(Edit: Reading over it again, I realize that this may be read as criticism. To clarify, while I disagree with Meyer on some things, this isn't about disagreement. He is a teacher at heart – in fact, a very good teacher – and you can see some of his habits for keeping students engaged sometimes carry over into his writing.)
You don't see this approach really anymore, because these days it's so cheap to just generated unoptimized native code if compilation speed is an issue.
Obviously, if you have a JIT-compiler, then something similar happens internally in that some methods will be compiled, while others will be left in IR form (and sometimes, methods will even revert to using their IR). This was technology from back when CPU speed was still expressed in MHz.
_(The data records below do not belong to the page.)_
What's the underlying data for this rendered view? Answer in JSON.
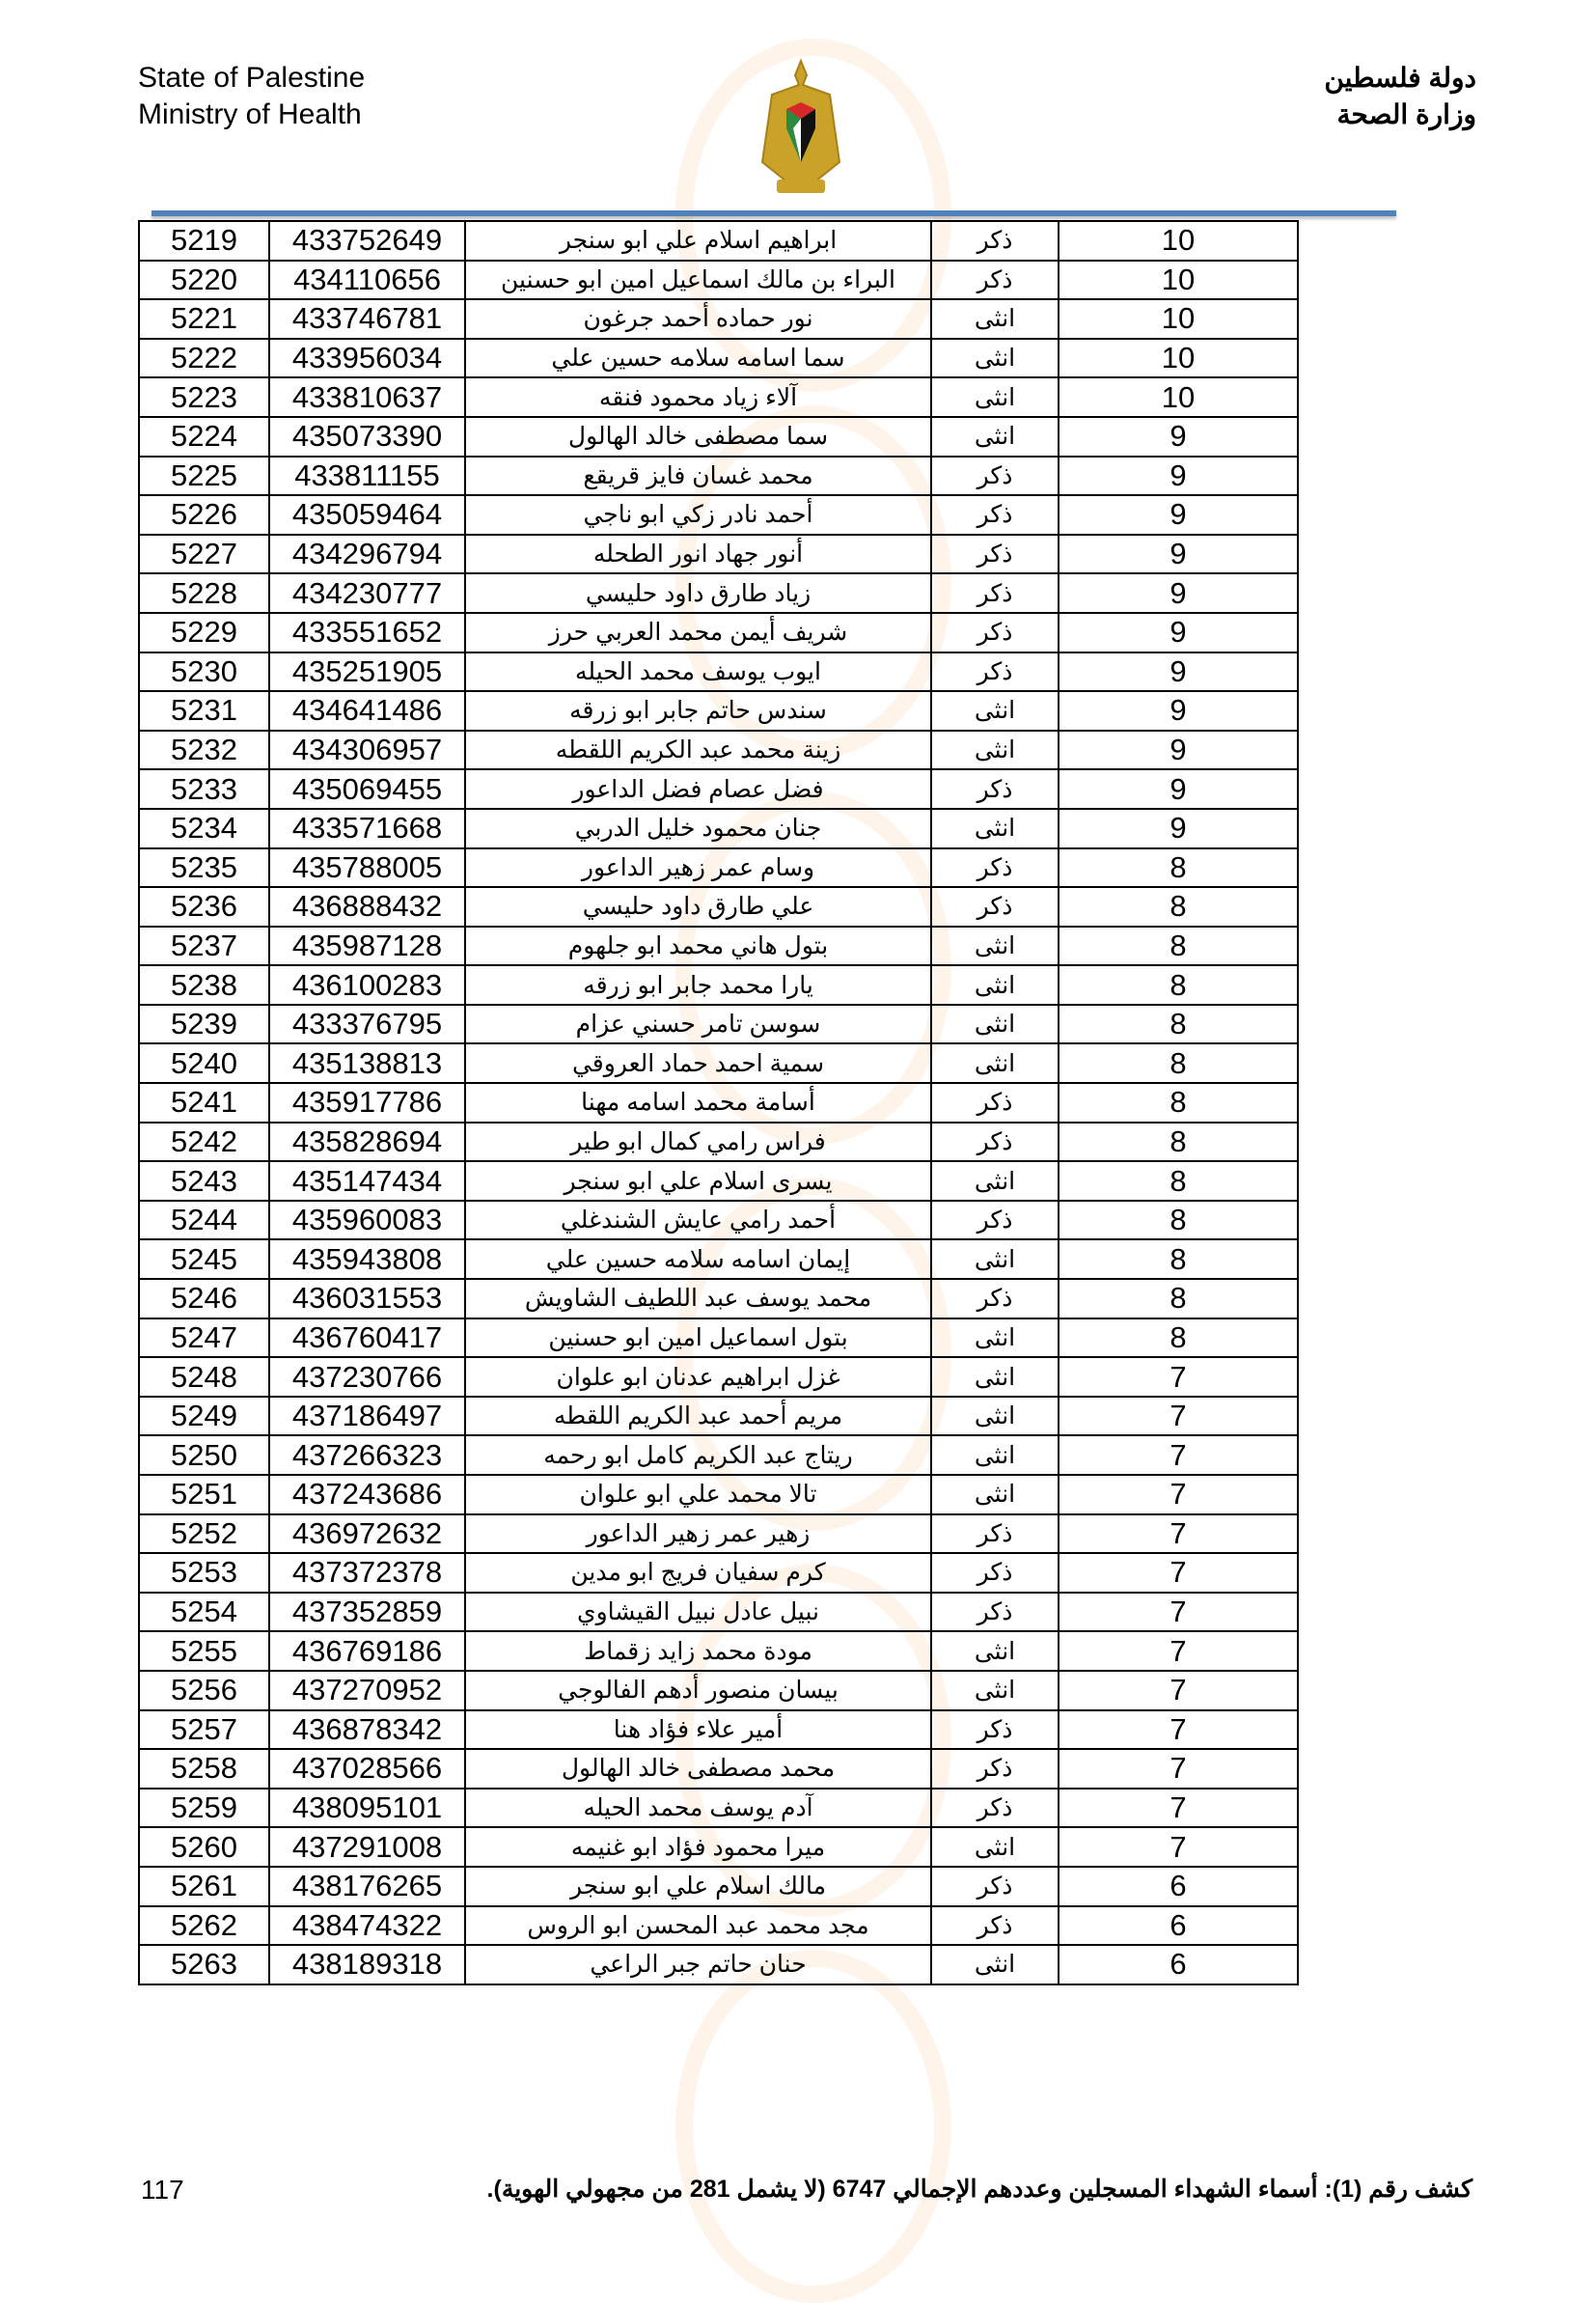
{
  "header": {
    "english_line1": "State of Palestine",
    "english_line2": "Ministry of Health",
    "arabic_line1": "دولة فلسطين",
    "arabic_line2": "وزارة الصحة",
    "emblem": "palestine-eagle-emblem"
  },
  "colors": {
    "rule": "#4f81bd"
  },
  "table": {
    "rows": [
      [
        "5219",
        "433752649",
        "ابراهيم اسلام علي ابو سنجر",
        "ذكر",
        "10"
      ],
      [
        "5220",
        "434110656",
        "البراء بن مالك اسماعيل امين ابو حسنين",
        "ذكر",
        "10"
      ],
      [
        "5221",
        "433746781",
        "نور حماده أحمد جرغون",
        "انثى",
        "10"
      ],
      [
        "5222",
        "433956034",
        "سما اسامه سلامه حسين علي",
        "انثى",
        "10"
      ],
      [
        "5223",
        "433810637",
        "آلاء زياد محمود فنقه",
        "انثى",
        "10"
      ],
      [
        "5224",
        "435073390",
        "سما مصطفى خالد الهالول",
        "انثى",
        "9"
      ],
      [
        "5225",
        "433811155",
        "محمد غسان فايز قريقع",
        "ذكر",
        "9"
      ],
      [
        "5226",
        "435059464",
        "أحمد نادر زكي ابو ناجي",
        "ذكر",
        "9"
      ],
      [
        "5227",
        "434296794",
        "أنور جهاد انور الطحله",
        "ذكر",
        "9"
      ],
      [
        "5228",
        "434230777",
        "زياد طارق داود حليسي",
        "ذكر",
        "9"
      ],
      [
        "5229",
        "433551652",
        "شريف أيمن محمد العربي حرز",
        "ذكر",
        "9"
      ],
      [
        "5230",
        "435251905",
        "ايوب يوسف محمد الحيله",
        "ذكر",
        "9"
      ],
      [
        "5231",
        "434641486",
        "سندس حاتم جابر ابو زرقه",
        "انثى",
        "9"
      ],
      [
        "5232",
        "434306957",
        "زينة محمد عبد الكريم اللقطه",
        "انثى",
        "9"
      ],
      [
        "5233",
        "435069455",
        "فضل عصام فضل الداعور",
        "ذكر",
        "9"
      ],
      [
        "5234",
        "433571668",
        "جنان محمود خليل الدربي",
        "انثى",
        "9"
      ],
      [
        "5235",
        "435788005",
        "وسام عمر زهير الداعور",
        "ذكر",
        "8"
      ],
      [
        "5236",
        "436888432",
        "علي طارق داود حليسي",
        "ذكر",
        "8"
      ],
      [
        "5237",
        "435987128",
        "بتول هاني محمد ابو جلهوم",
        "انثى",
        "8"
      ],
      [
        "5238",
        "436100283",
        "يارا محمد جابر ابو زرقه",
        "انثى",
        "8"
      ],
      [
        "5239",
        "433376795",
        "سوسن تامر حسني عزام",
        "انثى",
        "8"
      ],
      [
        "5240",
        "435138813",
        "سمية احمد حماد العروقي",
        "انثى",
        "8"
      ],
      [
        "5241",
        "435917786",
        "أسامة محمد اسامه مهنا",
        "ذكر",
        "8"
      ],
      [
        "5242",
        "435828694",
        "فراس رامي كمال ابو طير",
        "ذكر",
        "8"
      ],
      [
        "5243",
        "435147434",
        "يسرى اسلام علي ابو سنجر",
        "انثى",
        "8"
      ],
      [
        "5244",
        "435960083",
        "أحمد رامي عايش الشندغلي",
        "ذكر",
        "8"
      ],
      [
        "5245",
        "435943808",
        "إيمان اسامه سلامه حسين علي",
        "انثى",
        "8"
      ],
      [
        "5246",
        "436031553",
        "محمد يوسف عبد اللطيف الشاويش",
        "ذكر",
        "8"
      ],
      [
        "5247",
        "436760417",
        "بتول اسماعيل امين ابو حسنين",
        "انثى",
        "8"
      ],
      [
        "5248",
        "437230766",
        "غزل ابراهيم عدنان ابو علوان",
        "انثى",
        "7"
      ],
      [
        "5249",
        "437186497",
        "مريم أحمد عبد الكريم اللقطه",
        "انثى",
        "7"
      ],
      [
        "5250",
        "437266323",
        "ريتاج عبد الكريم كامل ابو رحمه",
        "انثى",
        "7"
      ],
      [
        "5251",
        "437243686",
        "تالا محمد علي ابو علوان",
        "انثى",
        "7"
      ],
      [
        "5252",
        "436972632",
        "زهير عمر زهير الداعور",
        "ذكر",
        "7"
      ],
      [
        "5253",
        "437372378",
        "كرم سفيان فريج ابو مدين",
        "ذكر",
        "7"
      ],
      [
        "5254",
        "437352859",
        "نبيل عادل نبيل القيشاوي",
        "ذكر",
        "7"
      ],
      [
        "5255",
        "436769186",
        "مودة محمد زايد زقماط",
        "انثى",
        "7"
      ],
      [
        "5256",
        "437270952",
        "بيسان منصور أدهم الفالوجي",
        "انثى",
        "7"
      ],
      [
        "5257",
        "436878342",
        "أمير علاء فؤاد هنا",
        "ذكر",
        "7"
      ],
      [
        "5258",
        "437028566",
        "محمد مصطفى خالد الهالول",
        "ذكر",
        "7"
      ],
      [
        "5259",
        "438095101",
        "آدم يوسف محمد الحيله",
        "ذكر",
        "7"
      ],
      [
        "5260",
        "437291008",
        "ميرا محمود فؤاد ابو غنيمه",
        "انثى",
        "7"
      ],
      [
        "5261",
        "438176265",
        "مالك اسلام علي ابو سنجر",
        "ذكر",
        "6"
      ],
      [
        "5262",
        "438474322",
        "مجد محمد عبد المحسن ابو الروس",
        "ذكر",
        "6"
      ],
      [
        "5263",
        "438189318",
        "حنان حاتم جبر الراعي",
        "انثى",
        "6"
      ]
    ]
  },
  "footer": {
    "note": "كشف رقم (1): أسماء الشهداء المسجلين وعددهم الإجمالي 6747 (لا يشمل 281 من مجهولي الهوية).",
    "page_number": "117"
  }
}
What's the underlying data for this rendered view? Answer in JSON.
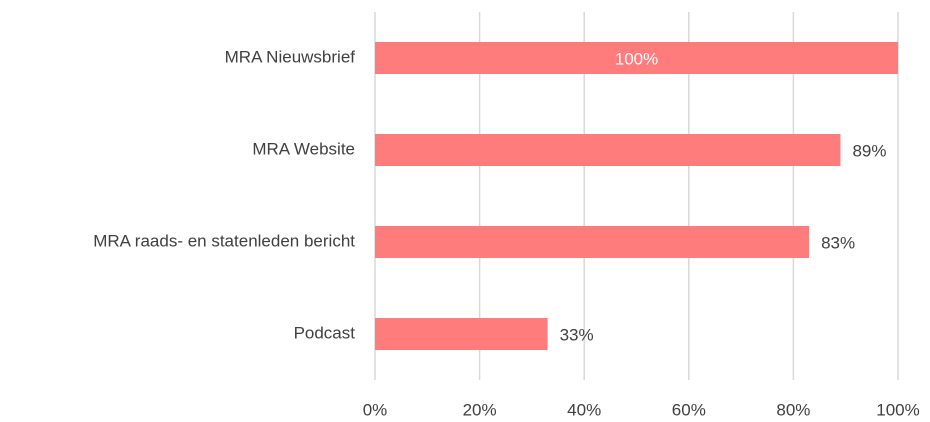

OCaml had and still has both a bytecode and a native code format (for similar reason), but they cannot be mixed. OCaml's bytecode still sees use for (1) the bootstrap process, which allows you to build OCaml from scratch, (2) to run OCaml code on oddball architectures that the native compiler doesn't support, (3) to run code in the timetraveling debugger, and (4) when you need compact rather than fast executables.
OCaml's bytecode interpreter makes use of the fact that OCaml is statically typed and therefore doesn't incur nearly as much of a performance penalty as bytecode interpreters for dynamically typed languages.
>Obviously, if you have a JIT-compiler, then something similar happens internally in that some methods will be compiled, while others will be left in IR form (and sometimes, methods will even revert to using their IR).
I was going to say (in my parent comment to which you replied) that maybe that Eiffel's Melting Ice tech is something like Java JIT tech, but wasn't sure if they were the same thing.